Catharina Claes von der Privatbank Berenberg sieht in der Übernahme viel Positives für Home24. Das Unternehmen strebe nach Stabilität und Sicherheit und lasse sich auf den Deal ein, um seine Marktposition weiter zu stärken und auszubauen, schrieb die Expertin. Dabei hob sie hervor, dass auch XXXLutz die Wachstumsstrategie des Home24-Vorstands voll unterstütze. "Wir gehen davon aus, dass Home24 weiterhin als unabhängiger reiner E-Commerce Anbieter unter der Leitung desselben Managements agieren wird", ergänzte Claes. Wichtige Marken und Standorte dürften beibehalten und gestärkt werden.
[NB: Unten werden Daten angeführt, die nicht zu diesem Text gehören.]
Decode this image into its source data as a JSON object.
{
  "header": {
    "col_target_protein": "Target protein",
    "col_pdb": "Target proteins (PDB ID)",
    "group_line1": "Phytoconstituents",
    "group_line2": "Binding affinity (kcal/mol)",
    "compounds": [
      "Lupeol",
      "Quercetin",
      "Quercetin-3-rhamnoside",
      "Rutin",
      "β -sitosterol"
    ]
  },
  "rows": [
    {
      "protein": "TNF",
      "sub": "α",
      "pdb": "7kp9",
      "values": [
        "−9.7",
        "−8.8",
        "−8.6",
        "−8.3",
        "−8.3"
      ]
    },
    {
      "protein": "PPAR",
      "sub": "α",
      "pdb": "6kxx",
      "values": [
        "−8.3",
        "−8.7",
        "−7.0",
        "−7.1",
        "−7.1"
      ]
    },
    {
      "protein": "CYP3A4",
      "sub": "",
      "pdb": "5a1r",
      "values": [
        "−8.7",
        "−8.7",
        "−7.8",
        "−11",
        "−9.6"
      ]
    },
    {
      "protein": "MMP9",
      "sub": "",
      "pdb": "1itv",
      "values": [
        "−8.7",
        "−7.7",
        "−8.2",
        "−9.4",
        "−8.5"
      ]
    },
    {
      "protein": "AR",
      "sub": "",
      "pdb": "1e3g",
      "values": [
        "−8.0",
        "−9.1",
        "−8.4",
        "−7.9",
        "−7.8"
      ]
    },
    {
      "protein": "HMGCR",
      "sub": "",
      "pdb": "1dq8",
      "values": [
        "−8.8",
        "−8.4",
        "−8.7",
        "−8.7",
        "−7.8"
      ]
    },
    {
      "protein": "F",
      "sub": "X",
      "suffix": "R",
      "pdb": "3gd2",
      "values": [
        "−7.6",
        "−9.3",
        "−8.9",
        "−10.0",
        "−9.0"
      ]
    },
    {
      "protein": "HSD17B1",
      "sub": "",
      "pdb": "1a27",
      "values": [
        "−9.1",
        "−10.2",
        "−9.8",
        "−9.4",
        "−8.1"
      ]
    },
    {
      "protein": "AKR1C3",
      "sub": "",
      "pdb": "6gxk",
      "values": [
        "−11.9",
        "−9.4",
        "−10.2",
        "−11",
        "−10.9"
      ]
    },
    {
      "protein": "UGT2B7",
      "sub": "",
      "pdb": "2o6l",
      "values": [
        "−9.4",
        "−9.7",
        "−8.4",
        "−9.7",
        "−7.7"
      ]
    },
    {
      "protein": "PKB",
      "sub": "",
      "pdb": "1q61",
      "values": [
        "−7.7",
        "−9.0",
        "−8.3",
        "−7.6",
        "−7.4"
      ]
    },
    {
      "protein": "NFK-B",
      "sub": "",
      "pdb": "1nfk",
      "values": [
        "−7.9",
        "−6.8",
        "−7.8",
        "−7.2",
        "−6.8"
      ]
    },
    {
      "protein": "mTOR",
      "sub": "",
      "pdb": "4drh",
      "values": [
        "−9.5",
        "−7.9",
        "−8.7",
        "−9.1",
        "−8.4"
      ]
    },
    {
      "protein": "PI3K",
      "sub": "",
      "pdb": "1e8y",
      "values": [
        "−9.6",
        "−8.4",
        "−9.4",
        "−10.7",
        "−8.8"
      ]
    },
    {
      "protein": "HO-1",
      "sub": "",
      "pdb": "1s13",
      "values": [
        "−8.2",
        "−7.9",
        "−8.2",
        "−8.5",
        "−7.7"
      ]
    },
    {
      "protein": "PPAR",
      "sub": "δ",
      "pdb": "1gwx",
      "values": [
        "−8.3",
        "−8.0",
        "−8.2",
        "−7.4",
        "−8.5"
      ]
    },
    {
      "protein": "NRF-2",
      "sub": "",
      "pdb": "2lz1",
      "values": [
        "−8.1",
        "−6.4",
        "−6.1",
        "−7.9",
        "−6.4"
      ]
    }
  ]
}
Für Jefferies-Analyst Henrik Paganetty kommt die Übernahme indes wenig überraschend. Dass Unternehmen zusammengehen, sei angesichts der schwierigen Verhältnisse in den Bereichen Onlinehandel und Wohnen nur verständlich. Langfristig hält er das Potenzial der Geschäftsfelder aber für ungebrochen hoch.
Home24 wurde 2009 gegründet und 2018 vom Startup-Inkubator Rocket Internet (ETR:RKET) zu 23 Euro je Aktie an die Börse gebracht. Kurz nach dem Börsengang zog der Kurs bis auf knapp 32 Euro an, bevor er stark abstürzte. Im März 2020 kostete ein Papier gerade noch um die zweieinhalb Euro. Rückenwind brachte kurz die Pandemie, als der stationäre Handel geschlossen blieb und der Rückzug der Menschen in die eigenen vier Wände auch den Wunsch nach Verschönerung mit sich brachte: Im Februar 2021 schaffte es die Aktie noch einmal bis auf ein Zwischenhoch bei 26,86 Euro - doch von da an ging es kontinuierlich abwärts.
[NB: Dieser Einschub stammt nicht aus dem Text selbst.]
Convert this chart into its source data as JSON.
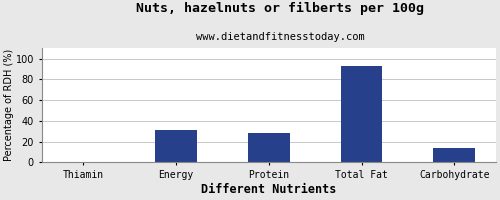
{
  "title": "Nuts, hazelnuts or filberts per 100g",
  "subtitle": "www.dietandfitnesstoday.com",
  "xlabel": "Different Nutrients",
  "ylabel": "Percentage of RDH (%)",
  "categories": [
    "Thiamin",
    "Energy",
    "Protein",
    "Total Fat",
    "Carbohydrate"
  ],
  "values": [
    0.5,
    31,
    28,
    93,
    14
  ],
  "bar_color": "#27408B",
  "ylim": [
    0,
    110
  ],
  "yticks": [
    0,
    20,
    40,
    60,
    80,
    100
  ],
  "background_color": "#e8e8e8",
  "plot_bg_color": "#ffffff",
  "grid_color": "#c8c8c8",
  "title_fontsize": 9.5,
  "subtitle_fontsize": 7.5,
  "xlabel_fontsize": 8.5,
  "ylabel_fontsize": 7,
  "tick_fontsize": 7,
  "bar_width": 0.45
}
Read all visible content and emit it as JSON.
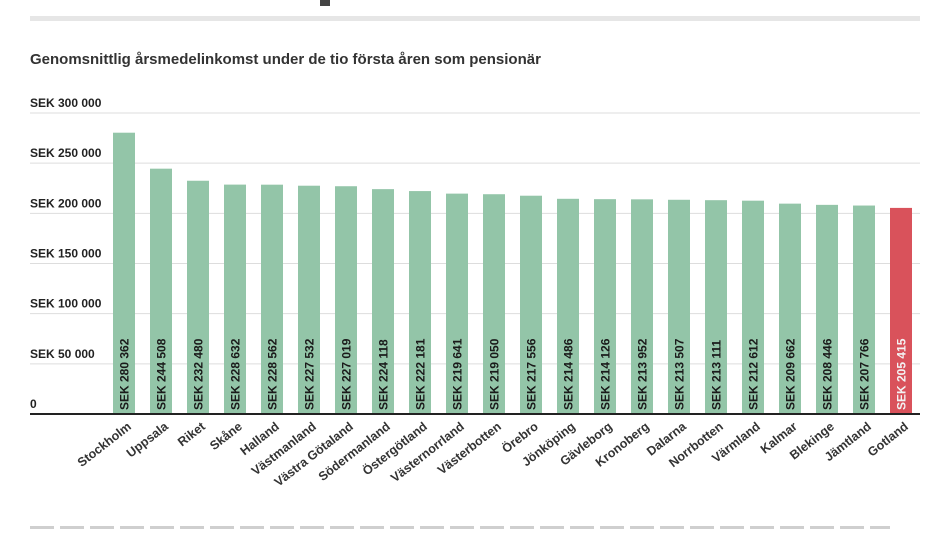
{
  "chart_data": {
    "type": "bar",
    "title": "Genomsnittlig årsmedelinkomst under de tio första åren som pensionär",
    "xlabel": "",
    "ylabel": "",
    "ylim": [
      0,
      300000
    ],
    "y_ticks": [
      0,
      50000,
      100000,
      150000,
      200000,
      250000,
      300000
    ],
    "y_tick_labels": [
      "0",
      "SEK 50 000",
      "SEK 100 000",
      "SEK 150 000",
      "SEK 200 000",
      "SEK 250 000",
      "SEK 300 000"
    ],
    "grid": true,
    "categories": [
      "Stockholm",
      "Uppsala",
      "Riket",
      "Skåne",
      "Halland",
      "Västmanland",
      "Västra Götaland",
      "Södermanland",
      "Östergötland",
      "Västernorrland",
      "Västerbotten",
      "Örebro",
      "Jönköping",
      "Gävleborg",
      "Kronoberg",
      "Dalarna",
      "Norrbotten",
      "Värmland",
      "Kalmar",
      "Blekinge",
      "Jämtland",
      "Gotland"
    ],
    "values": [
      280362,
      244508,
      232480,
      228632,
      228562,
      227532,
      227019,
      224118,
      222181,
      219641,
      219050,
      217556,
      214486,
      214126,
      213952,
      213507,
      213111,
      212612,
      209662,
      208446,
      207766,
      205415
    ],
    "data_labels": [
      "SEK 280 362",
      "SEK 244 508",
      "SEK 232 480",
      "SEK 228 632",
      "SEK 228 562",
      "SEK 227 532",
      "SEK 227 019",
      "SEK 224 118",
      "SEK 222 181",
      "SEK 219 641",
      "SEK 219 050",
      "SEK 217 556",
      "SEK 214 486",
      "SEK 214 126",
      "SEK 213 952",
      "SEK 213 507",
      "SEK 213 111",
      "SEK 212 612",
      "SEK 209 662",
      "SEK 208 446",
      "SEK 207 766",
      "SEK 205 415"
    ],
    "colors": {
      "default_bar": "#93c5a8",
      "highlight_bar": "#d9525b",
      "highlight_category": "Gotland",
      "label_dark": "#1a1a1a",
      "label_light": "#f3f3f3",
      "grid": "#dddddd",
      "axis": "#222222"
    }
  }
}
Wie viele andere Online-Händler trifft auch Home24 derzeit die Zurückhaltung der Verbraucher, die angesichts Inflation, Energiekrise und Ukraine-Krieg nur das Nötigste ausgeben. Der europäische Branchenindex für Einzelhändler, Stoxx Europe 600 Retail, liefert sich mit dem Immobilienwerte-Index ein Kopf-an-Kopf-Rennen um die rote Laterne für 2022. Beide liegen im laufenden Jahr deutlich über 40 Prozent im Minus.
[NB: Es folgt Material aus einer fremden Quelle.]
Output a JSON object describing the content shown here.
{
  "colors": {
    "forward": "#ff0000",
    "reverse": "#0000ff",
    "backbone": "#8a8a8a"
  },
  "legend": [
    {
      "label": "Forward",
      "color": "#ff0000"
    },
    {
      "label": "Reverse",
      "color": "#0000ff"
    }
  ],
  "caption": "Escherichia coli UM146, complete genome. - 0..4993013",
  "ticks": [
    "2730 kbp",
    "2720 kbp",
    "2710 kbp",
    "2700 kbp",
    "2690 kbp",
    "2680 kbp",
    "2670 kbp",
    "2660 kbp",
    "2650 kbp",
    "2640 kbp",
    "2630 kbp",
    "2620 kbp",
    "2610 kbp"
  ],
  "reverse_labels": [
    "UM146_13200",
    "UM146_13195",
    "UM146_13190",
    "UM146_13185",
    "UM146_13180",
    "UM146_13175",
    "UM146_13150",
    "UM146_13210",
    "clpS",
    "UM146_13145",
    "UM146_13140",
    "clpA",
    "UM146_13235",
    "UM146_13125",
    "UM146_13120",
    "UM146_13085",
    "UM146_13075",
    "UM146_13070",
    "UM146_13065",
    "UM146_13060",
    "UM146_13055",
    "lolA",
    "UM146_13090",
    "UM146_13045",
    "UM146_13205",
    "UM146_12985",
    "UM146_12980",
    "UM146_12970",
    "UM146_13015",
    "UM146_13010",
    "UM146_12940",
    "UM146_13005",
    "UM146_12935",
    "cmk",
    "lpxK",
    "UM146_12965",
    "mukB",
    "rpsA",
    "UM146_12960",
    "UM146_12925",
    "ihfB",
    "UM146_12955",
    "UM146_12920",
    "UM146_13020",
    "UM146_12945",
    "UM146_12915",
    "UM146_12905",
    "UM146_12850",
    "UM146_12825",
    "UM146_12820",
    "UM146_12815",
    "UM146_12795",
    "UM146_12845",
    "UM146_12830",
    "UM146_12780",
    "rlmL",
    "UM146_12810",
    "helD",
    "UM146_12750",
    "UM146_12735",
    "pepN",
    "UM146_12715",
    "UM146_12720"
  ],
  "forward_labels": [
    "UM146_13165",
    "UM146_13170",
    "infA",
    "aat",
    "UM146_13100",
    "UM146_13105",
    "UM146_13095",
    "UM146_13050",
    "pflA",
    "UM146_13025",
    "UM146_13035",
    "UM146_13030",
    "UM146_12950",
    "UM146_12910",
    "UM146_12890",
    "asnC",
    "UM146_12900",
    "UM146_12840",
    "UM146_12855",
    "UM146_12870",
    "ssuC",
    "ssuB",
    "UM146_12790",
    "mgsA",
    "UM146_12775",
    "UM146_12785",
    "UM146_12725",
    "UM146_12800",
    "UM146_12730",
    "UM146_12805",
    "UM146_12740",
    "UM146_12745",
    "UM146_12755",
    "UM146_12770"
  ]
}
Mit der XXXLutz-Offerte wird Home24 nun mit knapp 230 Millionen Euro bewertet. Die Marktkapitalisierung betrug gemessen am Xetra-Schlusskurs vom Mittwoch dagegen gerade mal noch etwas mehr als 100 Millionen Euro. Mit den aktuellen Kursgewinnen reduziert sich der Verlust der Anleger seit dem Jahreswechsel zwar erheblich, dennoch beträgt das Minus noch rund 36 Prozent.